There have been a further 494 deaths in Britain across all settings with the total death toll now standing ay 33,186, according to government figures.
However, the Office for National Statistics (ONS) has suggested the death toll is far higher and is most likely to be over 50,000.
Britain’s top statistician, Professor Sir Ian Diamond who is the head of the ONS warned that the number of deaths are not falling quickly enough after hitting the peak.
He said, “We need to be worried as a nation” over the seeds of a second peak in coronavirus being sewn as the country eases its way out of the lockdown.
He further warned the full indirect effects of the coronavirus crisis in the UK may not be known for years.
He told MPs on Wednesday, “We are through the current peak.
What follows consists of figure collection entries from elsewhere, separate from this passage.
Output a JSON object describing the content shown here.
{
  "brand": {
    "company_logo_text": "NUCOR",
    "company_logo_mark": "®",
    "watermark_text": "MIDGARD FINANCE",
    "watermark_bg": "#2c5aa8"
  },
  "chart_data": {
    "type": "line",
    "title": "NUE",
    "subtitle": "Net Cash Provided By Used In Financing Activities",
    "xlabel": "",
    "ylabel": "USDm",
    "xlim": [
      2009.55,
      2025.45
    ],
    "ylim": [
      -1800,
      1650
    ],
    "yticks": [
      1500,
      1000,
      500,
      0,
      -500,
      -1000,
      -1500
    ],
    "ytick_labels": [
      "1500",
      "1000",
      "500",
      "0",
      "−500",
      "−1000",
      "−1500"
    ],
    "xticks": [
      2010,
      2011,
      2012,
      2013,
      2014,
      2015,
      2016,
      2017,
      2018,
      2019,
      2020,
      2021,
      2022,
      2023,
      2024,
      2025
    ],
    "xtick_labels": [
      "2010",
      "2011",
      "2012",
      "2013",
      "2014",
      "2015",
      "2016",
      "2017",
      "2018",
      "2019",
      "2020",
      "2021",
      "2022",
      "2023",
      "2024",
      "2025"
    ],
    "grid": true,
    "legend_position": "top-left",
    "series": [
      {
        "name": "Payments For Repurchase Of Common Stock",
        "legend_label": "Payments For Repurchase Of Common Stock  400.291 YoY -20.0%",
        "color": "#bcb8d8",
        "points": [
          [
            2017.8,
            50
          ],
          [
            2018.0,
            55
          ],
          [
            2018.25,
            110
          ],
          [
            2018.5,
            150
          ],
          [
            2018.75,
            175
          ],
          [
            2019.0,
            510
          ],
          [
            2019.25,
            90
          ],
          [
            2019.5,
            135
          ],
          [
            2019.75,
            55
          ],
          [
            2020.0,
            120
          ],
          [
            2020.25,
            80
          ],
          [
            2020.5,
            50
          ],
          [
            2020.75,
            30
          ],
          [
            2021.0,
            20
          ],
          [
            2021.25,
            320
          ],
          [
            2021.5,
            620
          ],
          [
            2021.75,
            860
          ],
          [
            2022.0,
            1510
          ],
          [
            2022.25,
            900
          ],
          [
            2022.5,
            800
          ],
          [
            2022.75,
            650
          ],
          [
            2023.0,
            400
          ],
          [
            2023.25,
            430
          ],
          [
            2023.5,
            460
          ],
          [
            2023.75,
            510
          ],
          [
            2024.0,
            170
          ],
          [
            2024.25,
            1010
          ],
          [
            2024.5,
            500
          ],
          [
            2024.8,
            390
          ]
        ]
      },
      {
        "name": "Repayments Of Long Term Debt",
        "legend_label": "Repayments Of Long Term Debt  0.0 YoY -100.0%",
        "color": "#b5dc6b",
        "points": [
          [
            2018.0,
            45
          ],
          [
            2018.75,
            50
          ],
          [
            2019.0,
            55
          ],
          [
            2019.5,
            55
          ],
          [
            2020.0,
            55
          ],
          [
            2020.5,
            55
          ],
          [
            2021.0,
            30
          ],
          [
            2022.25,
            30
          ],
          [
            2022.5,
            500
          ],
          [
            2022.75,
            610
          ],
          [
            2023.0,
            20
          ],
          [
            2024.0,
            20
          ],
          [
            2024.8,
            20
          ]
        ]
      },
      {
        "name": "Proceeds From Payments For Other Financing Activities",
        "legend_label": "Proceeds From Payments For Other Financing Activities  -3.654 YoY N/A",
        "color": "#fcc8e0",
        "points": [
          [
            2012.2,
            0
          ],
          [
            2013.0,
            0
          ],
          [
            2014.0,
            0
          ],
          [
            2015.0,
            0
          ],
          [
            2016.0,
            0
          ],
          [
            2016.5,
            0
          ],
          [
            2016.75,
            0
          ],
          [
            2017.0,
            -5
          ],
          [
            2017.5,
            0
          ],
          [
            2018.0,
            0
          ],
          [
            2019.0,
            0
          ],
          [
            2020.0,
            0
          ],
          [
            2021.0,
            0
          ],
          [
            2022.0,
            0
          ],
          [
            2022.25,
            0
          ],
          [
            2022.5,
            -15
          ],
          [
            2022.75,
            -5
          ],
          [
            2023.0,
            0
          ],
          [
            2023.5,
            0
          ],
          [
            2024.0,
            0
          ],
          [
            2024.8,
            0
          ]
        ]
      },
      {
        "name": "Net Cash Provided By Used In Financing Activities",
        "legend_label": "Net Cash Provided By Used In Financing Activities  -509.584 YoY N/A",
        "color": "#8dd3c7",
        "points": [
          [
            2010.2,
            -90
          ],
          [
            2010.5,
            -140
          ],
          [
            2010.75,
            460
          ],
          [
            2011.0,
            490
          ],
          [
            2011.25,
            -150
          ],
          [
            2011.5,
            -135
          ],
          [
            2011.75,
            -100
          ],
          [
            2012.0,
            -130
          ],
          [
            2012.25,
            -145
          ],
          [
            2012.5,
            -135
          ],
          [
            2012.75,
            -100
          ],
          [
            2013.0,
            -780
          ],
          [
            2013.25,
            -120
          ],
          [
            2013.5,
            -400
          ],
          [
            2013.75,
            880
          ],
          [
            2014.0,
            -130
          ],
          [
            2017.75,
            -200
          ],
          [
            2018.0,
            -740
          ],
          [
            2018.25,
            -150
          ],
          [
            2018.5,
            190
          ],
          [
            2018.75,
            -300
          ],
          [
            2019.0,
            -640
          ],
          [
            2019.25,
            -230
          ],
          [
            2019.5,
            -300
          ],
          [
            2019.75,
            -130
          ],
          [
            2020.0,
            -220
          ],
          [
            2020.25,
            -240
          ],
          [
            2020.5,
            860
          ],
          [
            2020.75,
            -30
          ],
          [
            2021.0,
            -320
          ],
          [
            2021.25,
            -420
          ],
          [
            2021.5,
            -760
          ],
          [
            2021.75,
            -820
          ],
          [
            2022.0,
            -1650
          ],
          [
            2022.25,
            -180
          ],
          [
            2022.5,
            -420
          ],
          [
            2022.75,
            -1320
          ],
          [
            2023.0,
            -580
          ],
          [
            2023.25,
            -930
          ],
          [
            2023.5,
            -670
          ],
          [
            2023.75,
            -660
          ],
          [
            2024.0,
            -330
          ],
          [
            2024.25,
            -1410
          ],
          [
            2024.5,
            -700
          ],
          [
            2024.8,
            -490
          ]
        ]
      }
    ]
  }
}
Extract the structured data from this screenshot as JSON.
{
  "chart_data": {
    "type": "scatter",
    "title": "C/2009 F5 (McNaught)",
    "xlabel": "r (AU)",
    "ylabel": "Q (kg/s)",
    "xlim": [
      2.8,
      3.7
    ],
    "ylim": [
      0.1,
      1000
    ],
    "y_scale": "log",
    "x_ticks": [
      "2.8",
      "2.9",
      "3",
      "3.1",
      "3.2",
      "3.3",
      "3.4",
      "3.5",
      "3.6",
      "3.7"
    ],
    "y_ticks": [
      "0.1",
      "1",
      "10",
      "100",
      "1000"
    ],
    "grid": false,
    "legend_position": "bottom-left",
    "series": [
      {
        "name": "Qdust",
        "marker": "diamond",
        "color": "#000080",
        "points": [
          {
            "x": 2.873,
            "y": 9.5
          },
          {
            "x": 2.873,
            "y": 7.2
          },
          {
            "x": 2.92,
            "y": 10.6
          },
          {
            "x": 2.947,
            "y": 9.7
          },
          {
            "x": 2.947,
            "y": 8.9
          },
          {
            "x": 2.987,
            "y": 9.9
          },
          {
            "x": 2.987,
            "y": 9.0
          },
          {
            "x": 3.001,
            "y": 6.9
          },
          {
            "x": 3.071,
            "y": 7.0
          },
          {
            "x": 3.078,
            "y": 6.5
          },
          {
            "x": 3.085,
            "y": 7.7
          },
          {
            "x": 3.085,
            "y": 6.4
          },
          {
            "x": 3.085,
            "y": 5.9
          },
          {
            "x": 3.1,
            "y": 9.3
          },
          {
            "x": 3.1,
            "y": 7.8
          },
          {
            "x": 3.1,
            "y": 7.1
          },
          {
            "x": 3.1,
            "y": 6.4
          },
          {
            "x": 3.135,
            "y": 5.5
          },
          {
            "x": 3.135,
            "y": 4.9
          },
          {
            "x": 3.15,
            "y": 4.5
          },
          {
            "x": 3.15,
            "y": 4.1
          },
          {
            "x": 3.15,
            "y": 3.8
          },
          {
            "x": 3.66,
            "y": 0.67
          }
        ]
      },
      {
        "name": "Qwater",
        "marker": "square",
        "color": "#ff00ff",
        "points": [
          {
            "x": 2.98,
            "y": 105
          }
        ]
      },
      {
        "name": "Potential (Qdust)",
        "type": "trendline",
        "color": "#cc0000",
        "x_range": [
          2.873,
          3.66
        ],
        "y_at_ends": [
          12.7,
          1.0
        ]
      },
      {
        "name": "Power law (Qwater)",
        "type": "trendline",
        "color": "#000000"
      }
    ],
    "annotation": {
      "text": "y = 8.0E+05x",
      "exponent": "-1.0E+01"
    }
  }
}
It does seem to me we need to be worried as a nation that as we come through this current peak, we do not seed another one.”
Professor Anthony Costello, a member of the independent Scientific Advisory Group for Emergencies (SAGE) committee, said the easing of the lockdown “will not ensure the suppression of the epidemic.”
The former WHO director added, “In short, the government plans will lead to the epidemic returning early, cases rising, further preventable deaths, and no guarantee that herd immunity will ever occur.
“This is compounding the disastrous policy of March 12.”
Writing in the Guardian newspaper last month Professor Costello wrote, “The basic principles of public health, and the daily mantra of the WHO – to find the virus, test, trace and isolate, to promote social distancing, and to do it all at speed – appear to have been effectively disregarded.”
Dr Mike Ryan, executive director of the WHO’s health emergencies programme, told a press briefing in Geneva, “Humans are not herds, and, as such, the concept of herd immunity is generally reserved for calculating how many people will need to be vaccinated and the population in order to generate that effect.